Ruth and Jonathan have always been a presence. They are always willing to show up. They always just want to be involved from such a deep place of care and love.
Rabbi Rachel Weiss Tweet
Catherine Carmel, director of Jewish family life and learning at Temple Beth Hatfiloh in Olympia, Wash., and chair of RENA, said that, in addition to a curriculum bank, having a staff person to connect Reconstructionist educators and point them towards existing resources will benefit education across the movement.
“I think it will benefit new education directors a great deal because it will really help them to connect, get into the groove of what Reconstructionist is,” said Carmel.
Wenger and Markowitz have expressed their Jewish and Reconstructionist values through their actions for decades. Between them, they have served in leadership positions and supported projects for their synagogue; the Reconstructionist movement, including Camp Havaya; the Chicago-area community; Hillel; and more. They are known for opening their Evanston home for all manner of Jewish gatherings and celebrations.
Each traces their passion for Jewish community to their childhoods. Markowitz was the product of a Conservative Jewish upbringing. Wenger was raised in a traditional congregation. Wenger’s parents, Irving Wenger, z’’l and Ida Wenger, z’’l, survived the Holocaust; they grew up in a village about 40 miles outside of Warsaw. Most of her family perished at the hands of the Nazis or their collaborators. Throughout her suburban Chicago childhood, her parents would talk of the time they were denied both secular and Jewish educations.
Weiss, a 2009 graduate of the Reconstructionist Rabbinical College, grew up at JRC and returned to become the community’s rabbi in 2016. She said that “for as long as my family has been involved in JRC, which dates back to the mid-80s, Ruth and Jonathan have always been a presence. They are always willing to show up. They always just want to be involved from such a deep place of care and love.”
Markowitz’s perspective on life was forever altered on Sept. 11, 2001. That day, he was on the 85th floor of One World Trade Center in the New York office of his Chicago-based firm. (Read more details here.) Following a life-threatening and altering ordeal, he safely made it down the stairs, helping many of his employees as well as complete strangers to safety. That day in the stairwells, when one might have expected people to be at their worst, he found people at their best.
“It wasn’t every person for themselves. It wasn’t a mad dash. We all worked together as a community inside the stairwells. Everybody helped everybody else,” he recalled.
He also came away with the sense that life is fragile, so whatever needs to be done should be done now. Each hopes to inspire others to embrace a similar worldview when it comes to shaping their philanthropic legacies.
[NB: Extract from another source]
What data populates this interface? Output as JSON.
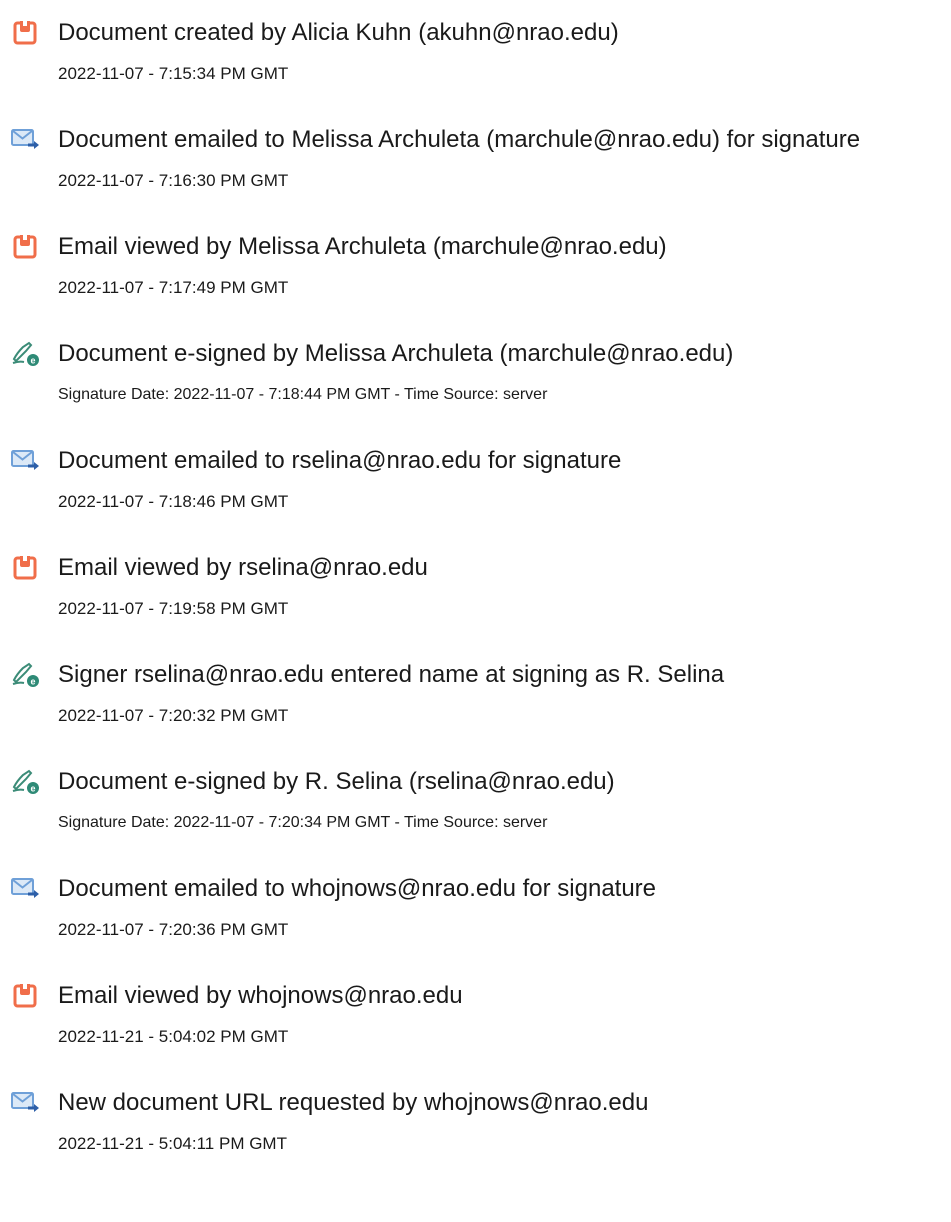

“I think 9/11 gave Ruth and myself a bigger sense of immediacy, understanding that we never have an idea of when something might happen and there’s unfinished business,” he said.
Regarding the funding of this initiative, he said, quoting Rabbi Hillel: “‘If not now, when?’ The time is now. We cannot push it off. It is time to do it. And we are happy to sit there and start that process.”
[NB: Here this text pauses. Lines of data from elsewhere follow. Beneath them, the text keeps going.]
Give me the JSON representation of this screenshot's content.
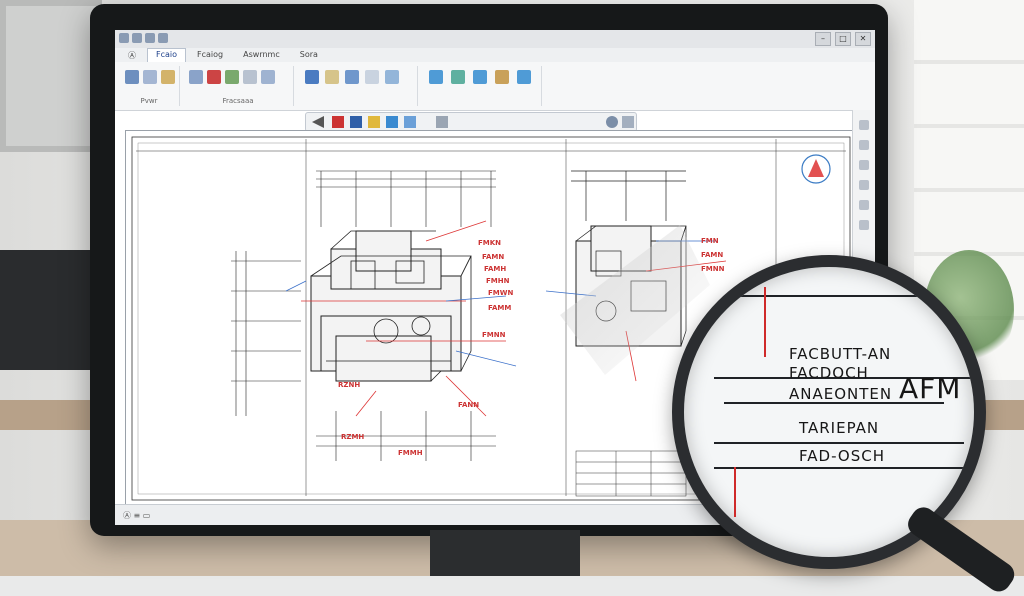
{
  "window": {
    "title": "",
    "tabs": [
      "Ⓐ",
      "Fcaio",
      "Fcaiog",
      "Aswrnmc",
      "Sora"
    ],
    "active_tab": 1,
    "controls": [
      "–",
      "□",
      "✕"
    ]
  },
  "ribbon": {
    "groups": [
      {
        "label": "Pvwr"
      },
      {
        "label": "Fracsaaa"
      }
    ]
  },
  "cmdbar": {
    "search_placeholder": ""
  },
  "status": {
    "left": "Ⓐ ≡ ▭"
  },
  "drawing": {
    "front_view_labels": [
      "FMKN",
      "FAMN",
      "FAMH",
      "FMHN",
      "FMWN",
      "FAMM",
      "FMNN",
      "FANN"
    ],
    "bottom_labels": [
      "RZNH",
      "RZMH",
      "FMMH"
    ],
    "right_labels": [
      "FMN",
      "FAMN",
      "FMNN"
    ]
  },
  "magnifier": {
    "lines": [
      "FACBUTT-AN",
      "FACDOCH",
      "ANAEONTEN",
      "AFM",
      "TARIEPAN",
      "FAD-OSCH"
    ]
  },
  "colors": {
    "accent": "#cf2a2a",
    "line": "#222222",
    "blue": "#3a6fc9"
  }
}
Wenger thinks “doing it in our lifetime is really important because then you get to see the fruit of it.”
“I think,” Markowitz chimed in, “that Ruth and I feel an obligation as stewards of the Reconstructionist movement.” They intend for this profound gift to inspire others to make similar commitments.
Waxman shares this hope.
“We are so grateful,” she said. “We hope it achieves what Jonathan and Ruth intend, which is to inspire others to step forward in such a significant way.”